My comedic novel, The Loneliest Planet,features Randall Burns, a chronically-single guy who takes a trip around the world looking for the woman of his dreams. Planet offers an unflinching look at how men feel about sex, love, marriage, and paying for a hand job. Itshould appeal to fans of Jonathan Tropper, Jess Walter, and Sam Lipsyte.
Randall Burns is 48 -- a never-married, recently unemployed, hypochondriac who spends his time pounding away on Match.com as if it were a game of Whac-a-Mole. One day, Burns reads a chirpy travel book promising love and romance abroad. Then he blows his severance on a four-month, solo trip around the world.

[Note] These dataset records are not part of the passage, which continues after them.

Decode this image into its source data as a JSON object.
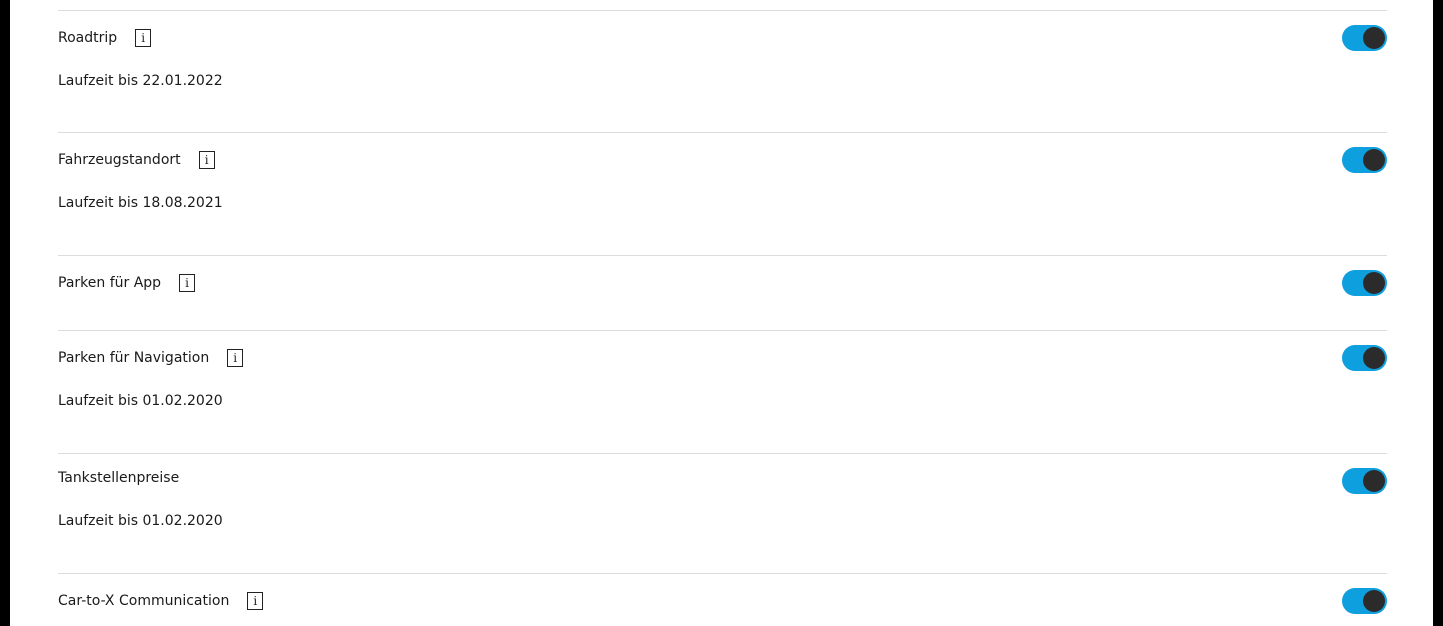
{
  "settings": {
    "items": [
      {
        "label": "Roadtrip",
        "runtime": "Laufzeit bis 22.01.2022"
      },
      {
        "label": "Fahrzeugstandort",
        "runtime": "Laufzeit bis 18.08.2021"
      },
      {
        "label": "Parken für App"
      },
      {
        "label": "Parken für Navigation",
        "runtime": "Laufzeit bis 01.02.2020"
      },
      {
        "label": "Tankstellenpreise",
        "runtime": "Laufzeit bis 01.02.2020"
      },
      {
        "label": "Car-to-X Communication"
      }
    ],
    "info_glyph": "i",
    "toggle_state": "on",
    "accent_color": "#0e9fde",
    "knob_color": "#2b2b2b"
  }
}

During the trip, Burns strikes out with women on three continents, experiences loneliness that would have broken Papillon, and ruminates about old girlfriends. Jackie with the cute shiksa nose dumped him because of a pair of socks. Ricki? A pair of shoes. Why hadn't he married Dani with the nice trust fund? Why do all his exes have masculine names?
On continent four, he meets an American sex tourist who offers a tour of Phnom Penh brothels. Burns is lonely and desperate, but he is also a germaphobe, and the one thing he fears more than squat toilets and dengue fever is V.D. In the end, Burns learns to appreciate undercooked beef, embrace life as it is, and accept himself as he is -- chronically single.
My fiction and humor have appeared in The Drum, Black Heart Magazine, Calliope, and other publications. I have performed a one-man show based on The Loneliest Planet at fringe festivals in the U.S., Canada, and Edinburgh, Scotland. I blog and lecture about marketing for writers and for seven years served as executive editor for PC World magazine. In 2007, I took a trip around the world and learned to say in three languages: "Speak English?" "Got Pepto-Bismol?" and "Is this the evacuation helicopter?" The Loneliest Planet is 80,000 words long and ready for review.